Court: Supreme Court of India
Citation: 2025 INSC 1414
Decision Date: 10-12-2025
List of Laws
Income Tax Act, 1961; Section 36(1)(viii) of the Income Tax Act, 1961; Finance Act, 1995; Section 28 of the Income Tax Act, 1961; Companies Act, 1956; Section 85 of the Companies Act, 1956
- Facts: The National Cooperative Development Corporation (NCDC), a statutory corporation, claimed deductions under Section 36(1)(viii) of the Income Tax Act, 1961, for dividend income, interest on short-term deposits, and service charges received for monitoring Sugar Development Fund loans. The Assessing Officer (AO) disallowed these deductions, arguing they were not "profits derived from the business of providing long-term finance."
- Procedural Posture: The appellant, NCDC, appealed the AO's order to the Commissioner of Income Tax (Appeals), which upheld the disallowances. The Income Tax Appellate Tribunal (ITAT) and the High Court affirmed this view. The case reached the Supreme Court as a batch of civil appeals.

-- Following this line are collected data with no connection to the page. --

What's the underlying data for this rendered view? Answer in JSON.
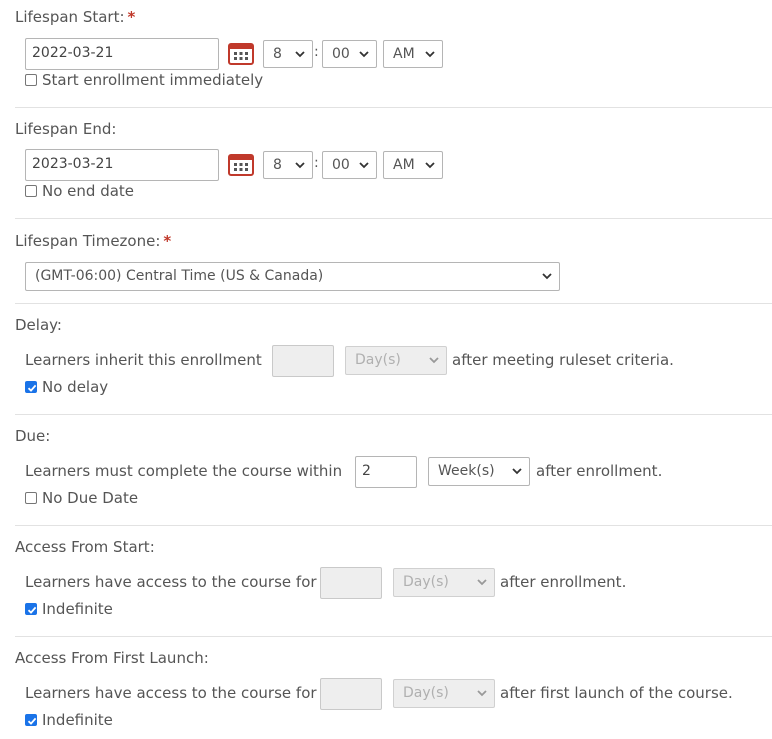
{
  "lifespan_start": {
    "label": "Lifespan Start:",
    "required_mark": "*",
    "date": "2022-03-21",
    "hour": "8",
    "minute": "00",
    "ampm": "AM",
    "checkbox_label": "Start enrollment immediately",
    "checkbox_checked": false
  },
  "lifespan_end": {
    "label": "Lifespan End:",
    "date": "2023-03-21",
    "hour": "8",
    "minute": "00",
    "ampm": "AM",
    "checkbox_label": "No end date",
    "checkbox_checked": false
  },
  "timezone": {
    "label": "Lifespan Timezone:",
    "required_mark": "*",
    "value": "(GMT-06:00) Central Time (US & Canada)"
  },
  "delay": {
    "label": "Delay:",
    "prefix": "Learners inherit this enrollment",
    "amount": "",
    "unit": "Day(s)",
    "suffix": "after meeting ruleset criteria.",
    "checkbox_label": "No delay",
    "checkbox_checked": true
  },
  "due": {
    "label": "Due:",
    "prefix": "Learners must complete the course within",
    "amount": "2",
    "unit": "Week(s)",
    "suffix": "after enrollment.",
    "checkbox_label": "No Due Date",
    "checkbox_checked": false
  },
  "access_start": {
    "label": "Access From Start:",
    "prefix": "Learners have access to the course for",
    "amount": "",
    "unit": "Day(s)",
    "suffix": "after enrollment.",
    "checkbox_label": "Indefinite",
    "checkbox_checked": true
  },
  "access_launch": {
    "label": "Access From First Launch:",
    "prefix": "Learners have access to the course for",
    "amount": "",
    "unit": "Day(s)",
    "suffix": "after first launch of the course.",
    "checkbox_label": "Indefinite",
    "checkbox_checked": true
  },
  "colors": {
    "required": "#c0392b",
    "calendar": "#c0392b",
    "checkbox_checked": "#1a73e8",
    "divider": "#e2e2e2"
  },
  "icons": {
    "calendar": "calendar-icon",
    "chevron": "chevron-down-icon",
    "check": "check-icon"
  }
}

- Issue: Is the NCDC entitled to deductions under Section 36(1)(viii) of the Income Tax Act, 1961, for dividend income, interest on short-term deposits, and service charges received for monitoring Sugar Development Fund loans, considering the "derived from" requirement for profits from long-term finance?
- Holding: No, the NCDC is not entitled to the claimed deductions. The Supreme Court dismissed the appeals, affirming the High Court's decision.
- Reasoning: The Court reasoned that Section 36(1)(viii) provides a specific incentive for profits "derived from" long-term finance, narrowly defined. The Finance Act, 1995, amended the provision to restrict deductions to income directly linked to long-term financing activities. Dividend income is derived from shareholding, not lending; interest on short-term deposits is from idle funds, not long-term loans; and service charges for Sugar Development Fund loans are agency fees, not profits from providing finance. The Court emphasized that "derived from" requires a direct nexus, stricter than "attributable to," and rejected the argument that NCDC's operations constitute a single, indivisible activity. The Court also cited Bacha F. Guzdar v. CIT to support the view that dividend income arises from the contractual relationship of shareholding, not the activity of lending.